August 29, 2018
By Rudy E. Verner and Jacob Scarr
Colorado is one of the latest states to pass updates strengthening its consumer privacy regulations. Colorado’s new data protection law, C.R.S. § 6-1-713, includes changes to the state’s breach notification requirements, data protection standards, and data disposal standards. The regulations, which go into effect September 1, 2018, require companies doing business in Colorado to comply with:
Breach Notification. Colorado’s new data breach notification standards impose more stringent requirements on companies following a breach. First, companies must now begin conducting an investigation as soon as they become aware that a breach may have occurred, rather than when the existence of a breach is actually confirmed. Companies must notify impacted Colorado residents without unreasonable delay, and no later than thirty days after determining that the breach occurred. The law requires such notices to include specific information to assist consumers in protecting their sensitive data and mitigating any potential losses. Generally, companies will also be required to notify the Colorado Attorney General when state residents are implicated in a data breach.
Data Protection Standards. The new law requires that companies implement reasonable security procedures “appropriate to the nature of the personal identifying information and the nature and size of the business and its operation.” Notably, Colorado’s new bill also mandates that businesses processing personal information require that their third-party service providers implement and maintain security practices appropriate to the nature of the personal information disclosed.
Data Disposal Standards. Companies will now need to have written policies detailing their data destruction procedures. Those polices will need to require that the company dispose of or arrange for the destruction of paper and electronic documents when they are no longer needed. The new law requires that destruction occur through shredding, erasing, or otherwise modifying the information to make the personal information unreadable or indecipherable.

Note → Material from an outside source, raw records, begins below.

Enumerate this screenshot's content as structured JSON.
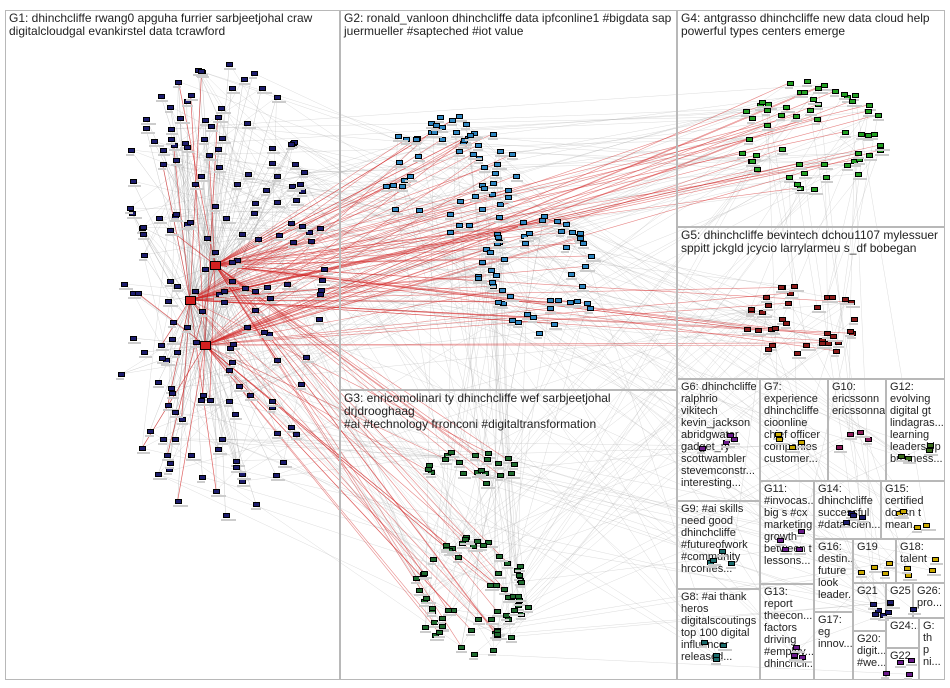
{
  "groups": [
    {
      "id": "G1",
      "label": "G1: dhinchcliffe rwang0 apguha furrier sarbjeetjohal craw\ndigitalcloudgal evankirstel data tcrawford",
      "color": "#1c1c6e"
    },
    {
      "id": "G2",
      "label": "G2: ronald_vanloon dhinchcliffe data ipfconline1 #bigdata sap\njuermueller #sapteched #iot value",
      "color": "#2e86c1"
    },
    {
      "id": "G4",
      "label": "G4: antgrasso dhinchcliffe new data cloud help\npowerful types centers emerge",
      "color": "#22a022"
    },
    {
      "id": "G5",
      "label": "G5: dhinchcliffe bevintech dchou1107 mylessuer\nsppitt jckgld jcycio larrylarmeu s_df bobegan",
      "color": "#8b1a1a"
    },
    {
      "id": "G3",
      "label": "G3: enricomolinari ty dhinchcliffe wef sarbjeetjohal drjdrooghaag\n#ai #technology frronconi #digitaltransformation",
      "color": "#1e6b2e"
    },
    {
      "id": "G6",
      "label": "G6: dhinchcliffe\nralphrio\nvikitech\nkevin_jackson\nabridgwater\ngadget_ry\nscottwambler\nstevemconstr...\ninteresting...",
      "color": "#6a1a8b"
    },
    {
      "id": "G7",
      "label": "G7:\nexperience\ndhinchcliffe\ncioonline\nchief officer\ncompanies\ncustomer...",
      "color": "#c9a800"
    },
    {
      "id": "G10",
      "label": "G10:\nericssonn\nericssonna",
      "color": "#8b1a5a"
    },
    {
      "id": "G12",
      "label": "G12:\nevolving\ndigital gt\nlindagras...\nlearning\nleadership\nbusiness...",
      "color": "#3a6e1a"
    },
    {
      "id": "G9",
      "label": "G9: #ai skills\nneed good\ndhinchcliffe\n#futureofwork\n#community\nhrconfes...",
      "color": "#1a6b6b"
    },
    {
      "id": "G11",
      "label": "G11: #invocas...\nbig s #cx\nmarketing\ngrowth\nbetween t\nlessons...",
      "color": "#6a1a8b"
    },
    {
      "id": "G14",
      "label": "G14:\ndhinchcliffe\nsuccessful\n#datascien...",
      "color": "#1c1c6e"
    },
    {
      "id": "G15",
      "label": "G15:\ncertified\ndoesn t\nmean...",
      "color": "#c9a800"
    },
    {
      "id": "G16",
      "label": "G16:\ndestin...\nfuture\nlook\nleader...",
      "color": "#8b1a1a"
    },
    {
      "id": "G19",
      "label": "G19",
      "color": "#c9a800"
    },
    {
      "id": "G18",
      "label": "G18:\ntalent",
      "color": "#c9a800"
    },
    {
      "id": "G8",
      "label": "G8: #ai thank\nheros\ndigitalscoutings\ntop 100 digital\ninfluencer\nreleased...",
      "color": "#1a6b6b"
    },
    {
      "id": "G13",
      "label": "G13:\nreport\ntheecon...\nfactors\ndriving\n#employ...\ndhinchcli...",
      "color": "#6a1a8b"
    },
    {
      "id": "G17",
      "label": "G17:\neg\ninnov...",
      "color": "#1a6b6b"
    },
    {
      "id": "G21",
      "label": "G21",
      "color": "#1c1c6e"
    },
    {
      "id": "G25",
      "label": "G25",
      "color": "#1c1c6e"
    },
    {
      "id": "G26",
      "label": "G26:\npro...",
      "color": "#8b1a1a"
    },
    {
      "id": "G20",
      "label": "G20:\ndigit...\n#we...",
      "color": "#1c1c6e"
    },
    {
      "id": "G24",
      "label": "G24:...",
      "color": "#1c1c6e"
    },
    {
      "id": "G23",
      "label": "G:\nth\np\nni...",
      "color": "#1c1c6e"
    },
    {
      "id": "G22",
      "label": "G22",
      "color": "#6a1a8b"
    }
  ],
  "colors": {
    "edge_gray": "#9a9a9a",
    "edge_red": "#d21f1f",
    "border": "#b8b8b8"
  }
}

Criminal Penalties. Finally, the new regulation expands the sanctions available for violations. In addition to civil penalties, the law gives the Attorney General the authority to prosecute criminal violations of the section upon either a request from the governor or the approval of the district attorney in the appropriate judicial district.
This article is intended to provide general information and, therefore, should not be treated as legal advice. If you have questions about a specific legal issue, you should seek the advice of a qualified attorney.